得摩斯的守關習慣一貫是速戰速決,共事這麽多年,提爾對此再清楚不過,所以今天選這個時間聯絡,他還擔心對方早休息了,抗議他擾人清夢呢。
敢情才剛剛收工?
“對,才結束,”得摩斯疲憊地嘆口氣,“不要問我細節,因為我一點都不想再回憶那些該死的考核過程了。”
提爾很少見得摩斯這麽……備受摧殘,對,就是這個狀态,這倒讓他罕見地生出一點好奇:“通關幾個?”
“都說不要問我了,”得摩斯瞪他一眼,“[終極恐懼]還沒出來,神廟十五個,有你徽章的四個都在裏面,放心了吧。”
每次2/10關卡結束,提爾都會第一時間聯絡得摩斯問這個,兩人早已心照不宣。
在提爾這裏,畢竟是自己蓋過章的闖關者,如果一到2/10就折戟沉沙了,那說明自己眼光太差,就要反思了。
而在得摩斯這裏,他雖鄙視提爾對蟲子們的這種“操心”,弄得像是蓋過章了就要負責一樣,但不過是一些通關訊息,給提爾說說,也浪費不了兩分鐘。
四個,全通關了。
對于提爾,信息到此就足夠了。
如果有持他徽章的人死在得摩斯手裏,他可能還會再多問幾句,但如果都順利通過,他就不會再追問這些人的名字。後面還有那麽多關卡,這些人還會被一層層篩選,如果他們能堅持到那時候,自然會在鸮裏有姓名。
而此刻,他更在意摩斯剛剛說的通關人數:“十五個?這麽多?”
對于其他關卡,可能這個數量正常,但在得摩斯手裏,每次能通過十個,就算他“心軟”了。十五個,簡直是開卷考試。
“是啊,就是這麽多,”得摩斯沒好氣地往上一吹,吹飛了散落在額前的淡金色發絲,“我懷疑水世界所有奇形怪狀的蟲子,都選在這次闖關了。”
難得見得摩斯這麽郁悶,提爾克制住嘴角往上揚的沖動,假裝關心地問:“怎麽了?”
“怎麽了?”一聽這個,得摩斯躺不住了,唰地坐起來,恨不能掰手指頭數闖關者的罪狀,“怕找不到人跟自己一起蹦極的,怕從七十二線掉到查無此人的,怕地下城和水世界沒有陽光皮膚又白回來的,還有在自己心裏弄了一個辦公區,把恐懼整理得跟圖書館似的,還有一個心裏壓根就是空的,空的,我進去差點迷路!”
提爾實在忍不住,還是樂了,不久前被那個叫做範佩陽的闖關者打暈的郁結,終于得到徹底消散。
不過做人不能太過分,所以他說出的話還是很體貼的:“我能理解你受到的傷害了。”
萬沒料到,得摩斯斬釘截鐵:“你不能。”
言語無法将他今晚的遭遇表達千萬分之一。
提爾看出一些端倪:“還有其他事?”
“……”得摩斯抿了又抿嘴唇,還是咽了回去。
有,當然有,他一個沒談過朋友的,為別人的戀愛跌宕起伏了一晚上!
但這話說出來有點丢臉。
而且範佩陽和唐凜還都是被提爾蓋過章的,他怎麽能承認,自己先讓一個被提爾蓋過章的人怼得啞口無言,再讓另一個被提爾蓋過章的人領着游了一遍戀愛史,末了還不自覺帶入對方情緒,義憤填膺了前者。

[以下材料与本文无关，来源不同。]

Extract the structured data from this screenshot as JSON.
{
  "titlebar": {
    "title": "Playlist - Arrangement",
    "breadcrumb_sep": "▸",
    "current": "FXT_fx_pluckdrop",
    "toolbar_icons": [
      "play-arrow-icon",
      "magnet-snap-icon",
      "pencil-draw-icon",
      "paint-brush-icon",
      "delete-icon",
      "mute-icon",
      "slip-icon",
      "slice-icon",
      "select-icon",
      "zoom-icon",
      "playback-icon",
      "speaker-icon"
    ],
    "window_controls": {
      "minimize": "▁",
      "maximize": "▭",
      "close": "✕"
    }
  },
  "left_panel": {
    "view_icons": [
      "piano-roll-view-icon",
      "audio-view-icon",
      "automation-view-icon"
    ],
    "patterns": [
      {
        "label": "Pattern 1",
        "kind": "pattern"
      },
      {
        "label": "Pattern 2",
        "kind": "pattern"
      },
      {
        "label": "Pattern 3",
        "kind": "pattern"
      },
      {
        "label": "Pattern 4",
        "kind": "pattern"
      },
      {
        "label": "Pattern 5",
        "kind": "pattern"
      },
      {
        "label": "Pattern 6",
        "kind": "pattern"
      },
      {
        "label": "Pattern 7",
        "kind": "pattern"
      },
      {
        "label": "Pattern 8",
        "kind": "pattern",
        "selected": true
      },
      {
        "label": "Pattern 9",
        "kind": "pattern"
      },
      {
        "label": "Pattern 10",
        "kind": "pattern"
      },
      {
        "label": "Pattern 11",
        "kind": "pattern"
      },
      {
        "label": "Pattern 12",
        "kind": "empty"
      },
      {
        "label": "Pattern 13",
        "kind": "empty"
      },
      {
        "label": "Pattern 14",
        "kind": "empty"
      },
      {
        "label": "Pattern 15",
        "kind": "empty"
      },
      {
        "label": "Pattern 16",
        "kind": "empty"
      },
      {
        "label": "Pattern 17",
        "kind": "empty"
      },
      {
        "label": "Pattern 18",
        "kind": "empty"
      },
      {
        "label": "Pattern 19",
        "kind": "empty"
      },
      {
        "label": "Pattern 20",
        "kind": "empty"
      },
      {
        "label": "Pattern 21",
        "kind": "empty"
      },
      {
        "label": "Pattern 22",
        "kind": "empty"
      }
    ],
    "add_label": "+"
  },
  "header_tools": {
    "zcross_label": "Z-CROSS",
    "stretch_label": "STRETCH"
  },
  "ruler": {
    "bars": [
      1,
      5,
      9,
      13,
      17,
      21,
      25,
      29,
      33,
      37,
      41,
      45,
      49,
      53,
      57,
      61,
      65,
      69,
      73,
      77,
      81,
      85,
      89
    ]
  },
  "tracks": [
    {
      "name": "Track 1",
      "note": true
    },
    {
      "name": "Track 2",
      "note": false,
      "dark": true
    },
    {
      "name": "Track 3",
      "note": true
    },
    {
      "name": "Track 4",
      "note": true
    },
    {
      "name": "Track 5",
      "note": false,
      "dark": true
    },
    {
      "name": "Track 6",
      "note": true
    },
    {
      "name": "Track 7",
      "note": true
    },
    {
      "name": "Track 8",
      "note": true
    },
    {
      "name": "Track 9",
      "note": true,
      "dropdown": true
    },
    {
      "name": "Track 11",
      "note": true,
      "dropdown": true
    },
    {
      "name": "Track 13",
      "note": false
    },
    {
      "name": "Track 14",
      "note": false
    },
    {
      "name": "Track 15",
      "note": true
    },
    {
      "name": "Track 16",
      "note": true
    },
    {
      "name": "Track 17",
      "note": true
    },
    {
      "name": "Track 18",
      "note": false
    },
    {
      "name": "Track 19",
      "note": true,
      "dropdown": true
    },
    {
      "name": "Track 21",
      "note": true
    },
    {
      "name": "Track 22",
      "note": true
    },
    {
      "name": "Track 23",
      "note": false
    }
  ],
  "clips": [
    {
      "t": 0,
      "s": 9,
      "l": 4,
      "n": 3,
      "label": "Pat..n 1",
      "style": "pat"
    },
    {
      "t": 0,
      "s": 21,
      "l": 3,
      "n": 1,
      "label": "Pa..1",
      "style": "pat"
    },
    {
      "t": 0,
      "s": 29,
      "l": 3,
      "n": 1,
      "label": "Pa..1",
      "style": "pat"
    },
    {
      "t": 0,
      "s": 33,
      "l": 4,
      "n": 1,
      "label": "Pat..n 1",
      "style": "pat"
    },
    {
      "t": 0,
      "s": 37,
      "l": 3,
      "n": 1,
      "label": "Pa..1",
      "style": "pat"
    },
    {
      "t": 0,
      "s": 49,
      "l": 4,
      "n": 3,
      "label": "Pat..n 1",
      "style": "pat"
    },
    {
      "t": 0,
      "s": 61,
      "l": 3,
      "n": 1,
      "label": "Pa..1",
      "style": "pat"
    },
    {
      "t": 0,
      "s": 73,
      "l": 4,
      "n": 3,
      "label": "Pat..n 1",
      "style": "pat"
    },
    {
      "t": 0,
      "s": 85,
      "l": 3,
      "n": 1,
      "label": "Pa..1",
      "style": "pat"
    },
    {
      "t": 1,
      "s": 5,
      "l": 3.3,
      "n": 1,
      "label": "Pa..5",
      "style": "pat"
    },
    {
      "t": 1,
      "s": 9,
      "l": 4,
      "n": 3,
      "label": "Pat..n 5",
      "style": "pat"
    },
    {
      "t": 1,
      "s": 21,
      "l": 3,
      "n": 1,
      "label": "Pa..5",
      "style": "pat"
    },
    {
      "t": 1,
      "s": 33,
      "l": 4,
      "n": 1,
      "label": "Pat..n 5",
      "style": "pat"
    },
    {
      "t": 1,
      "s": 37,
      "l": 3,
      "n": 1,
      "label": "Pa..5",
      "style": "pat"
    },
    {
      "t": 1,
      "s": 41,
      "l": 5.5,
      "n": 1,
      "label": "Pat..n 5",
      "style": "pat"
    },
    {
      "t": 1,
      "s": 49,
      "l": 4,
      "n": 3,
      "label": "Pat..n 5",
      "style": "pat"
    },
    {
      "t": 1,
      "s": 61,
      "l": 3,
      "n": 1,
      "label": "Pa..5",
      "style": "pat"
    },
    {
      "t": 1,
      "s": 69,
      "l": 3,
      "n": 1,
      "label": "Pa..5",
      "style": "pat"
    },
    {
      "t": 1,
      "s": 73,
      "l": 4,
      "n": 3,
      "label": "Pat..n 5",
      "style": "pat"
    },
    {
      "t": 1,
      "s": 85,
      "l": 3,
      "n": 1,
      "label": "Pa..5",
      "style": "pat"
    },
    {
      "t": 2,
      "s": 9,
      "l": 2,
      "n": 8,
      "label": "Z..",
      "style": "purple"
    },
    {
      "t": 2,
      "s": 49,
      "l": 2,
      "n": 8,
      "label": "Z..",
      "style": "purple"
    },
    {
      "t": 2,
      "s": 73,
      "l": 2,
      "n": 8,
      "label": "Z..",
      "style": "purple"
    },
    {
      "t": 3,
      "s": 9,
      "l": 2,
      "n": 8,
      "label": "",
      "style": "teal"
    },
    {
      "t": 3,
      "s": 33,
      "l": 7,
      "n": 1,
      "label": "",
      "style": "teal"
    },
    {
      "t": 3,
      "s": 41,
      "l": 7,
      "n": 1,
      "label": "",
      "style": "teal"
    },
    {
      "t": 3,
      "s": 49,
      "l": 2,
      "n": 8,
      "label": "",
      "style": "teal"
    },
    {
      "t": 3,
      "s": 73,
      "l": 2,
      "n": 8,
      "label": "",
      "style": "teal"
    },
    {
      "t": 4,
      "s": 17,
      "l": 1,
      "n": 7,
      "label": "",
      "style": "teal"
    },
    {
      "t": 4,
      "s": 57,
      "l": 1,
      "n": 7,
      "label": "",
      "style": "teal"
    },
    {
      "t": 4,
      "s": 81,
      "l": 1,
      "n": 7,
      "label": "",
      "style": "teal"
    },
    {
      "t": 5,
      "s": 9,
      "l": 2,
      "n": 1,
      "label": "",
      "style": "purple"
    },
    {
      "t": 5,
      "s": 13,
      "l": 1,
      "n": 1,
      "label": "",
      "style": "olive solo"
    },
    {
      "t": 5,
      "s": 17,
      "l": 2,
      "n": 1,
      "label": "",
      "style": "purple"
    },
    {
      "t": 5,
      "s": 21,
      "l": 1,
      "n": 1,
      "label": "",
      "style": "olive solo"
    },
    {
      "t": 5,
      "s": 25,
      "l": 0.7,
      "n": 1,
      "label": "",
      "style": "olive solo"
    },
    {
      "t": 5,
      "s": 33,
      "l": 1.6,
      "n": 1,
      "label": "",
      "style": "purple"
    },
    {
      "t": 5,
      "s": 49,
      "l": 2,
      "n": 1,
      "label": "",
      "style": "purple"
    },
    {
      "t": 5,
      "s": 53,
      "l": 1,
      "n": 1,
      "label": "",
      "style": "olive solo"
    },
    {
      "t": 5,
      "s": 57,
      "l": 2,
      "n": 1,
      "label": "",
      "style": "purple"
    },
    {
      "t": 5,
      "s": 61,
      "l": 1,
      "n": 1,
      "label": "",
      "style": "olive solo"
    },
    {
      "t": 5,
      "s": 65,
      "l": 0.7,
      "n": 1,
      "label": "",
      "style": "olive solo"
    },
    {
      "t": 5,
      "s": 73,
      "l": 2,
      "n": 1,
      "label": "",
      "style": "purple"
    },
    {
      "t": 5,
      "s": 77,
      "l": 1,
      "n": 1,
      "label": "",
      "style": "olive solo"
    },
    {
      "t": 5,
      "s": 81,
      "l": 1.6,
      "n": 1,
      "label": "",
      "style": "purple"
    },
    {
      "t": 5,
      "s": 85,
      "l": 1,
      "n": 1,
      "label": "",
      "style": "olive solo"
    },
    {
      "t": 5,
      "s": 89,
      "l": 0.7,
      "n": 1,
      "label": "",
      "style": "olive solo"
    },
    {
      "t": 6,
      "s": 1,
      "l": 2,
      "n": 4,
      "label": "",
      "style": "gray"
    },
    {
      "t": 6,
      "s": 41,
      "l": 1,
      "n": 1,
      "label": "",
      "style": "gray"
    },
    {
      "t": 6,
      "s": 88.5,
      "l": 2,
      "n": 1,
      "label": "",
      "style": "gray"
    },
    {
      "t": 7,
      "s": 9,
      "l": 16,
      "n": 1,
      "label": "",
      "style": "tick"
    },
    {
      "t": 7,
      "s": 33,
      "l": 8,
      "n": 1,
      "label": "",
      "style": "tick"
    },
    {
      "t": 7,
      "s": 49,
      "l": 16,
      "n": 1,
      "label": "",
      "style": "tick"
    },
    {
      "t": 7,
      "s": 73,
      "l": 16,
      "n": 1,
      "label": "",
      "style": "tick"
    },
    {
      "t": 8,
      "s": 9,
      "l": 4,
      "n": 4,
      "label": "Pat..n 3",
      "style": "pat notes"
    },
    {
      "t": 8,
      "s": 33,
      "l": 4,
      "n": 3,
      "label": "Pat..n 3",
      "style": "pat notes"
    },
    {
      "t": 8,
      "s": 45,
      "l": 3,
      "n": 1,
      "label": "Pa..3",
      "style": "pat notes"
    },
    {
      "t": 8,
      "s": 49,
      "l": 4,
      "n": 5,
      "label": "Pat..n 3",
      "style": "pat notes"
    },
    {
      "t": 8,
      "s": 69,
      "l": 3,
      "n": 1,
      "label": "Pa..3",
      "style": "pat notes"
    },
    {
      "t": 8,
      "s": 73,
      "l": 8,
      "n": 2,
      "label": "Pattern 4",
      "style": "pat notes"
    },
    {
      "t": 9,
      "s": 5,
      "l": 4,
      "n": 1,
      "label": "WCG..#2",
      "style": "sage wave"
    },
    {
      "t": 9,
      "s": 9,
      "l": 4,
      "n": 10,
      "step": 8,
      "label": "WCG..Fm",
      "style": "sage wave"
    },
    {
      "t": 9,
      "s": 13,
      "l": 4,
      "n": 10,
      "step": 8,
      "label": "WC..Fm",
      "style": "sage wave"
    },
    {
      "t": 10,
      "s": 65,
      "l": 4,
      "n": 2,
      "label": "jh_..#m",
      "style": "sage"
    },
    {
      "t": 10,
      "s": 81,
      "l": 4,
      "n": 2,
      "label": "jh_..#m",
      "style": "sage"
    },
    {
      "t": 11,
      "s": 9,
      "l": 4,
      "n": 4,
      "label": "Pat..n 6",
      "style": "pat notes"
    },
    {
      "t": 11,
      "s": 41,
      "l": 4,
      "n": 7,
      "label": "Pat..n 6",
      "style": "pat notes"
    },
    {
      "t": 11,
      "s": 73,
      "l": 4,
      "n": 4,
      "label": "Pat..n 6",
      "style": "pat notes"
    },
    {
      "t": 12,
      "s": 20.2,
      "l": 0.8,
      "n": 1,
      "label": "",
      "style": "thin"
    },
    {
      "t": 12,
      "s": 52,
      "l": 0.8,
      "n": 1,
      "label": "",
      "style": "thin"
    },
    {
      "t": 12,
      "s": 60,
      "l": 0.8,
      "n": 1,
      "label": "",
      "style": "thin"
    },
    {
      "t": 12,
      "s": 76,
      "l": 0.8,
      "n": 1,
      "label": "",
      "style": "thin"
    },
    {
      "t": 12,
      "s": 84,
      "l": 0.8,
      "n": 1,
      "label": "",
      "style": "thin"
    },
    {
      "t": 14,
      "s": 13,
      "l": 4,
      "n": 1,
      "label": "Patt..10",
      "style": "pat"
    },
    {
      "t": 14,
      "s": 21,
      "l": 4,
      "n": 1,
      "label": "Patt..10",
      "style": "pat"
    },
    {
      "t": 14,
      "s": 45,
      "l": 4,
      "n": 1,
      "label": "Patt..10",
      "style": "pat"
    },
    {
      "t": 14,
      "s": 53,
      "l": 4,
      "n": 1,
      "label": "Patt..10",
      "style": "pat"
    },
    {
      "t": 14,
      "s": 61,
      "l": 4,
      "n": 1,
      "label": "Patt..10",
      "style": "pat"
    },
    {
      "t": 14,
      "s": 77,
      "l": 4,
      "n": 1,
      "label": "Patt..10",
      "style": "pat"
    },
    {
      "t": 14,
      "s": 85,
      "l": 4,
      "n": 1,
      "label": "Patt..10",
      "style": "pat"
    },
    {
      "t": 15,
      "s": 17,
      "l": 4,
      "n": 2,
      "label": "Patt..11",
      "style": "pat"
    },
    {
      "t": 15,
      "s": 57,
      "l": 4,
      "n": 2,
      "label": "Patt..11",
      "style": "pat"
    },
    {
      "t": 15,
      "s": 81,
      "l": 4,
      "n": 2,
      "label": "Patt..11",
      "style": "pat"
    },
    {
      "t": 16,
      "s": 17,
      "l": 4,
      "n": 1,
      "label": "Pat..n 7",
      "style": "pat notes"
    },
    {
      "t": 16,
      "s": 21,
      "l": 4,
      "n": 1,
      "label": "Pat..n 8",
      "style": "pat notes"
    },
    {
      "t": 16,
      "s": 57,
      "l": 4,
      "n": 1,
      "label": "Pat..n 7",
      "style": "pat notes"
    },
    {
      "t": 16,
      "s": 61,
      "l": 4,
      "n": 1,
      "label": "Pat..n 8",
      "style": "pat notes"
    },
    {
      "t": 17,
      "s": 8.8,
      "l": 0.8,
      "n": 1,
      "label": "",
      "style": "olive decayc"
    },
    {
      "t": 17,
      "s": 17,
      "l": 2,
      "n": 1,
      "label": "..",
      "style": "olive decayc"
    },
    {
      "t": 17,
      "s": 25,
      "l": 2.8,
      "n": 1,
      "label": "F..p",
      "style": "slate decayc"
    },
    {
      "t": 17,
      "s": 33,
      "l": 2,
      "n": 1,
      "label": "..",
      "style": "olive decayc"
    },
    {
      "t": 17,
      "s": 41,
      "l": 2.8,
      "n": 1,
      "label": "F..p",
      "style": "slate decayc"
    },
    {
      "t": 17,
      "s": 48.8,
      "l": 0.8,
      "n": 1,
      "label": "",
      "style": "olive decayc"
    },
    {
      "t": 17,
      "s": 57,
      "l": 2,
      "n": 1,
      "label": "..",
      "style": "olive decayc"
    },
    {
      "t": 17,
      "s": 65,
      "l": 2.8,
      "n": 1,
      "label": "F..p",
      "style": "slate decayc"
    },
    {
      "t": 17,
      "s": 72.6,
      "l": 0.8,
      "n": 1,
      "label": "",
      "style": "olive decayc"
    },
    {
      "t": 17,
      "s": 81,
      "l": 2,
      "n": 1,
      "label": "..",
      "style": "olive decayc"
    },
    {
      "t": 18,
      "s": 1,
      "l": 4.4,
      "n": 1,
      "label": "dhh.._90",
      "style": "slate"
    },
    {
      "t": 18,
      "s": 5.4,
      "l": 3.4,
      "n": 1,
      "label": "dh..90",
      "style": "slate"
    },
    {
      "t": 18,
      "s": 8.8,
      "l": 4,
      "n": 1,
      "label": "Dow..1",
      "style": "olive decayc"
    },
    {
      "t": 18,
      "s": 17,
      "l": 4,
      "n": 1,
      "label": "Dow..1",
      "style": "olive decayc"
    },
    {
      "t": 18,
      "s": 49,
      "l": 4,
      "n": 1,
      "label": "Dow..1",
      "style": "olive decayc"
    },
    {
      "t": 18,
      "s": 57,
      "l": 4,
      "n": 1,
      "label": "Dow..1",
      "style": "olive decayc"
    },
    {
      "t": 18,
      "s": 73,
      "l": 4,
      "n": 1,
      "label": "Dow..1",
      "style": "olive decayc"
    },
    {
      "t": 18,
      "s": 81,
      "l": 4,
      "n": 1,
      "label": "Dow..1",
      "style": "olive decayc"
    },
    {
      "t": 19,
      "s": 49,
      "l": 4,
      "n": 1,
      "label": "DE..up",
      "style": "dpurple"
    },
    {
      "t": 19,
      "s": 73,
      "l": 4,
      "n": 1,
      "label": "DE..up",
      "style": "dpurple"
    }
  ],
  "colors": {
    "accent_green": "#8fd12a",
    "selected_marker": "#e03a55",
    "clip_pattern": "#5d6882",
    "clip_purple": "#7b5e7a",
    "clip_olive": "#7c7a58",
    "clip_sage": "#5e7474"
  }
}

不過現在靜下來,得摩斯倒是由此想到了另外一件事:“提爾,你知道二十年前的‘無預兆BUG’事件嗎?”
“你如果想考我,就出個難一點的題目。”提爾扯扯嘴角。
二十年是按照關卡時間算的,如果從闖關者那邊的現實世界看,那就是十年前。總之都在他和得摩斯入職以前。不過這種标志性的大事,任何一個在鸮裏工作的人,都一清二楚,甚至能像定義一樣背誦出——
“無預兆BUG事件,指的是二十年前的某一天,鸮系統毫無征兆出現無解的BUG,該BUG導致原本的‘無差別随機吸納闖關者進入’,變成有條件的‘只吸納男性闖關者進入’。從那天以後,就再沒有女性闖關者進來了,而原本已經在關卡裏的女性闖關者,随着時間流逝、闖關減員,數量也變得越來越少,到現在已經基本見不到了……”
說到這裏,提爾才反應過來:“你是不是遇上女性闖關者?不奇怪,我上次也……”
“不是,”得摩斯打斷他,“我想說的是,無預兆BUG事件,還有第二種解釋,你聽沒聽過?”
提爾疑惑皺眉,他對小道消息向來不熱衷:“第二種解釋?”
“嗯,”得摩斯眯了眯眼睛,壓低聲音,“有人說,那次BUG不是無預兆的,是上面人為幹預的,甚至不惜冒着讓鸮系統永久留下BUG的風險,就為了讓以後的鸮系統只吸納男人進來。”